Authors: Miriam Marcowitz-Bitton, Yotam Kaplan and Maayan Perel (Filmar)

Abstract: The patent system aims to encourage innovation while keeping its own administrative costs to a minimum. Considering the centrality of innovation to 21st century economic activity, patent law is widely viewed as a crucial element of our legal system. And yet by any standard our patent system is broken. At present it encourages the filing of a plethora of low-quality patents that have no true innovative value, is plagued by opportunistic patent trolls, and produces endless amounts of costly litigation.

This article demonstrates how these phenomena are due to central design flaws in the current system. First, although the patent system is designed to encourage investment in innovation, it lacks a mechanism for directly examining an inventor’s level of investment. This major flaw systematically ignores the single most important factor the patent system seeks to promote. Second, the current system offers one-size-fits-all protection, granting the same 20-year monopoly to any and all inventions. This inflexible legal standard is outdated and inappropriate, given the wide variety of inventions it addresses and the immense differences between them.

The core of this article proposes structural reform designed to remedy these fundamental flaws. First, we suggest that the patent system must explicitly consider the investment made in each specific invention when deciding what level of legal protection each invention merits. Second, we advocate departure from the current one-size-fits-all model in favor of a more tailored approach, offering different periods of protection for different inventions. These two elements would produce a system in which inventions are granted protection for a duration that depends on the level of investment each invention requires. We call this model a “recoupment patent” and highlight its advantages over the current system.

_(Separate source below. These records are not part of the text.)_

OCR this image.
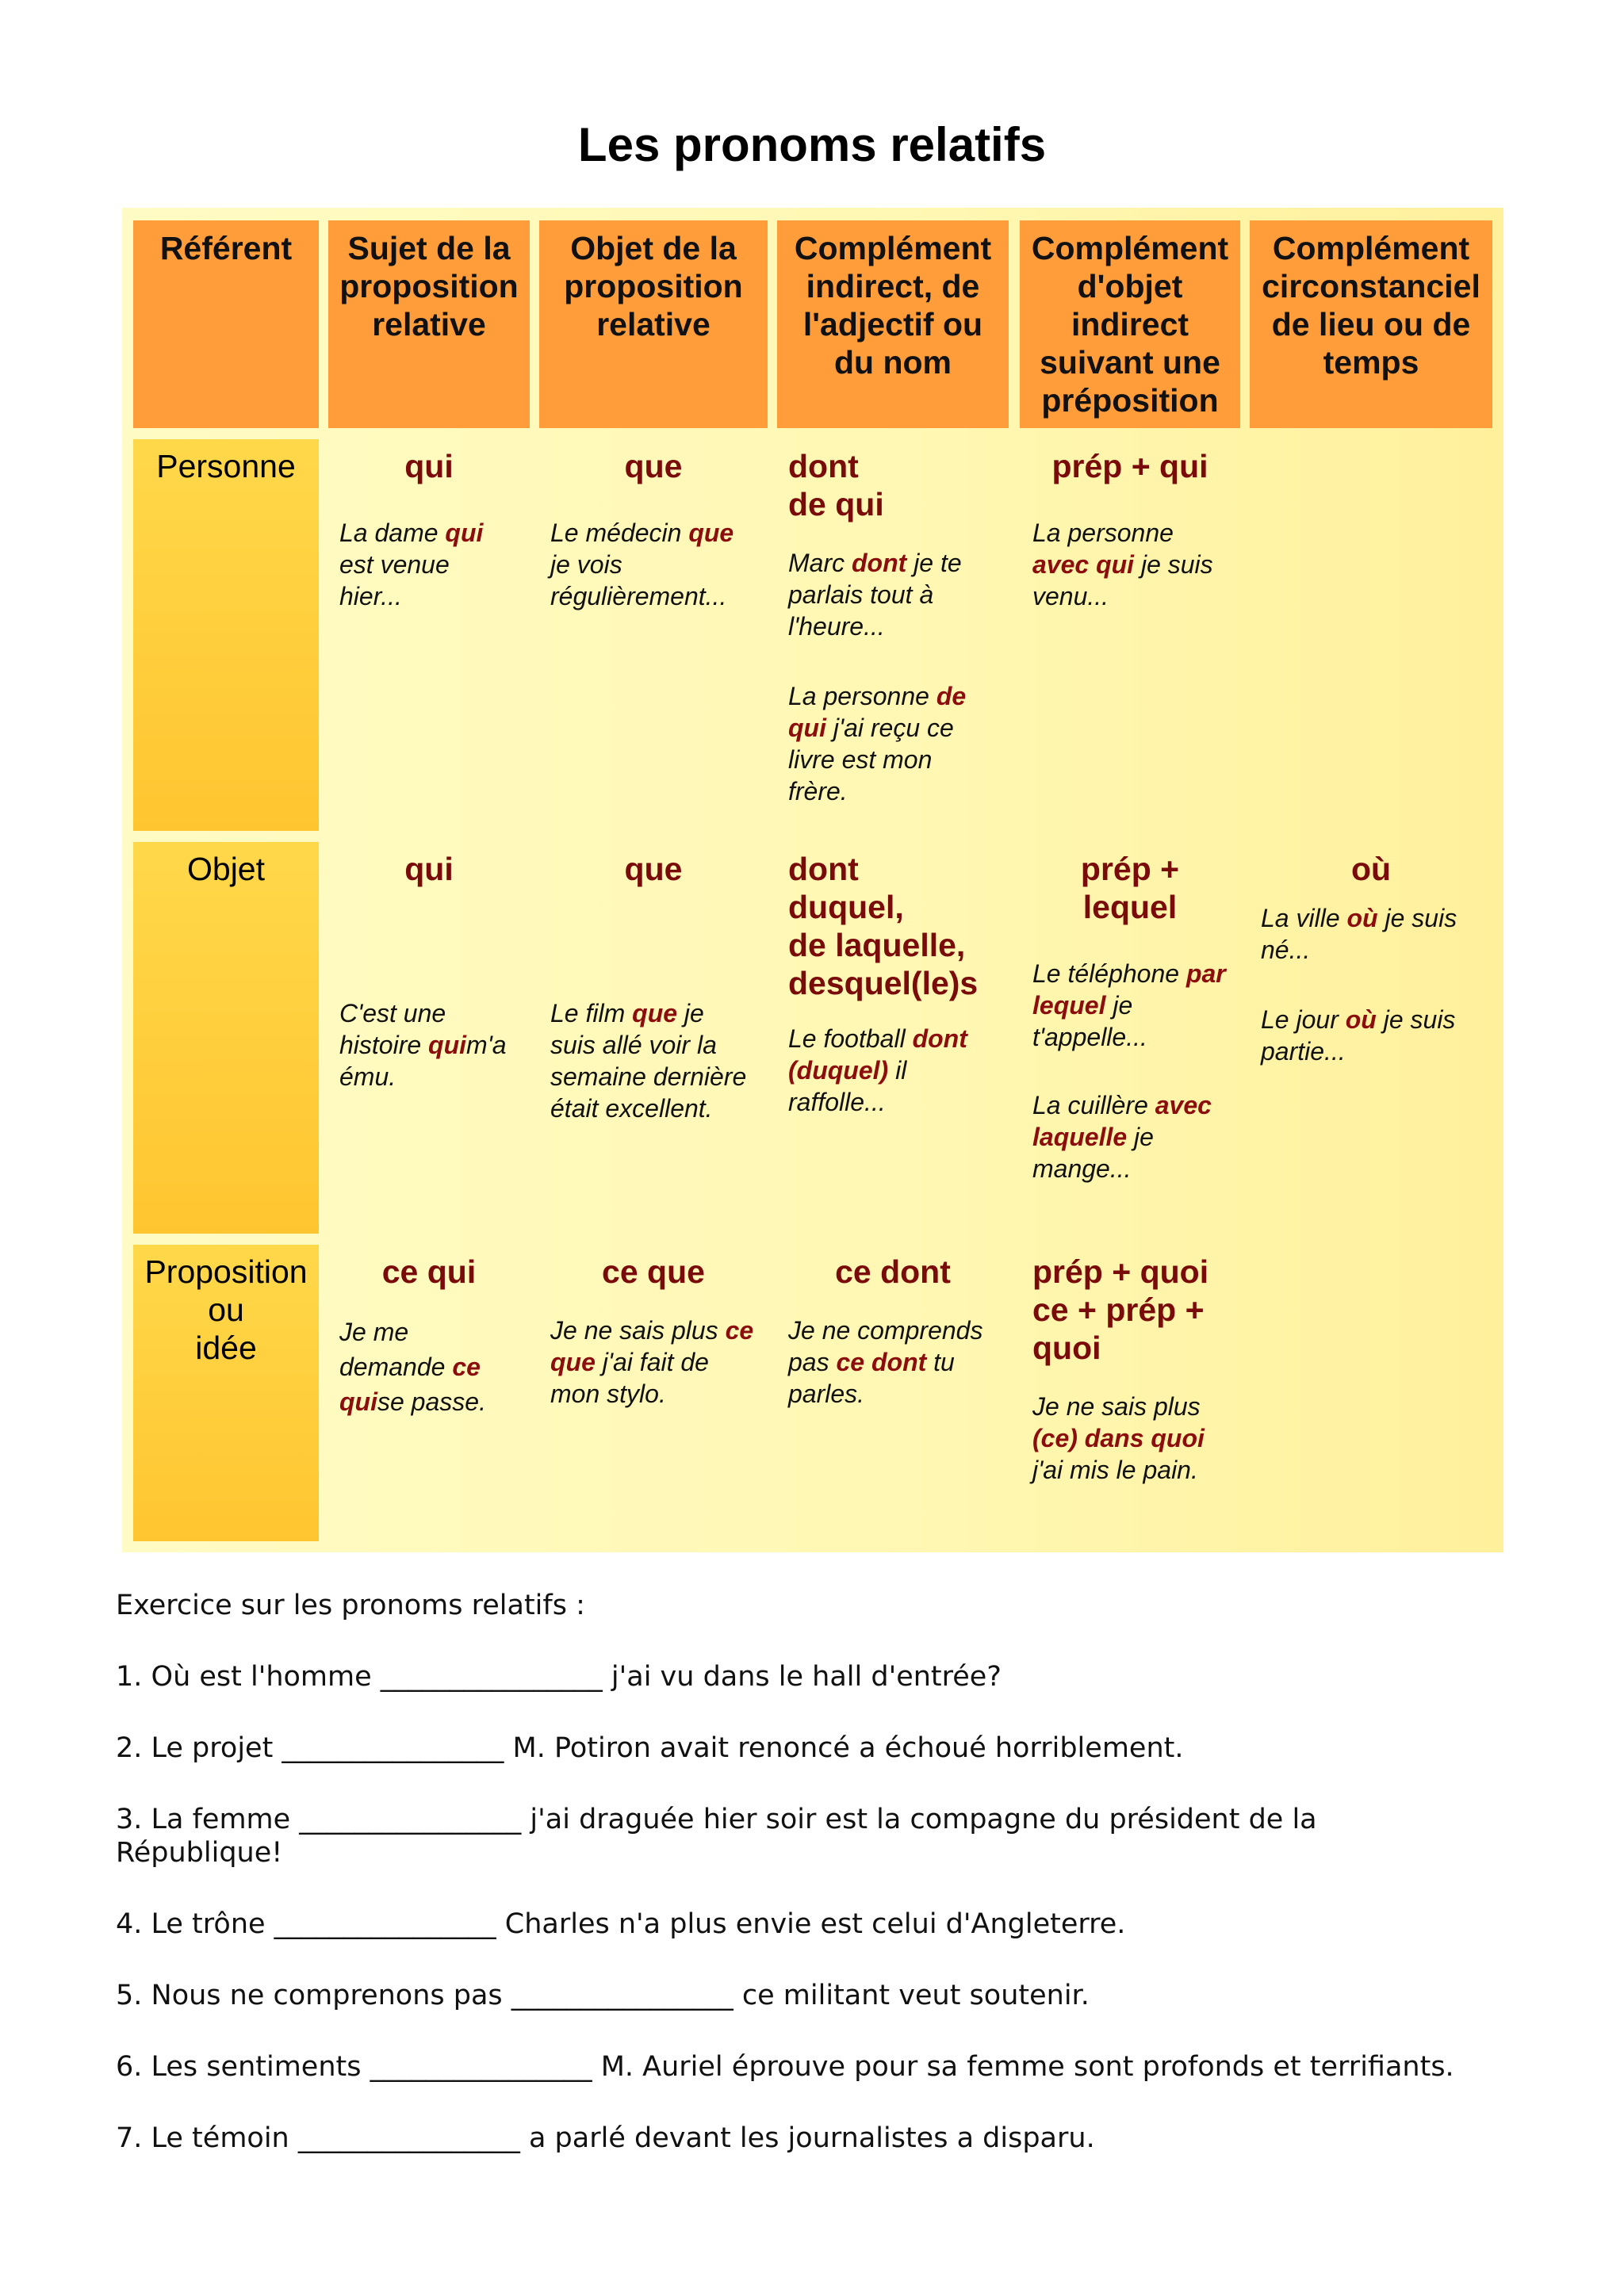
Les pronoms relatifs
Référent	Sujet de la
proposition
relative
Objet de la
proposition
relative
Complément
indirect, de
l'adjectif ou
du nom
Complément
d'objet
indirect
suivant une
préposition
Complément
circonstanciel
de lieu ou de
temps
Personne
Objet
Proposition
ou
idée
qui
La dame qui est venue hier...
que
Le médecin que je vois régulièrement...
dont
de qui
Marc dont je te parlais tout à l'heure...
La personne de qui j'ai reçu ce livre est mon frère.
prép + qui
La personne avec qui je suis venu...
qui
C'est une histoire quim'a ému.
que
Le film que je suis allé voir la semaine dernière était excellent.
dont
duquel,
de laquelle,
desquel(le)s
Le football dont (duquel) il raffolle...
prép +
lequel
Le téléphone par lequel je t'appelle...
La cuillère avec laquelle je mange...
où
La ville où je suis né...
Le jour où je suis partie...
ce qui
Je me demande ce quise passe.
ce que
Je ne sais plus ce que j'ai fait de mon stylo.
ce dont
Je ne comprends pas ce dont tu parles.
prép + quoi
ce + prép +
quoi
Je ne sais plus (ce) dans quoi j'ai mis le pain.
Exercice sur les pronoms relatifs :
1. Où est l'homme ________________ j'ai vu dans le hall d'entrée?
2. Le projet ________________ M. Potiron avait renoncé a échoué horriblement.
3. La femme ________________ j'ai draguée hier soir est la compagne du président de la
République!
4. Le trône ________________ Charles n'a plus envie est celui d'Angleterre.
5. Nous ne comprenons pas ________________ ce militant veut soutenir.
6. Les sentiments ________________ M. Auriel éprouve pour sa femme sont profonds et terrifiants.
7. Le témoin ________________ a parlé devant les journalistes a disparu.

Under the new model, filing for patent protection will require documentation of investment in the invention, which will serve as the basis for determining duration of protection. Protection will expire once the investment is recouped and a fixed percentage of profit is earned. Filing and renewal fees will also be calculated based on documented investment. Additionally, investment will serve as a basis for calculating royalties (or damages in subsequent litigation). In either case, the patentee bears the burden of demonstrating the level of investment in the invention. This regime is more accurately tailored to incentivize innovation while avoiding the excessive protection that results from the current one-size-fits-all system. This new regime also incorporates mechanisms to prevent inventors from misstating their investment. Throughout the paper, we address the challenges created by our proposal and highlight its advantages over the existing system and over other reform proposals. We also discuss extensions and possible refinements to the basic conception outlined above.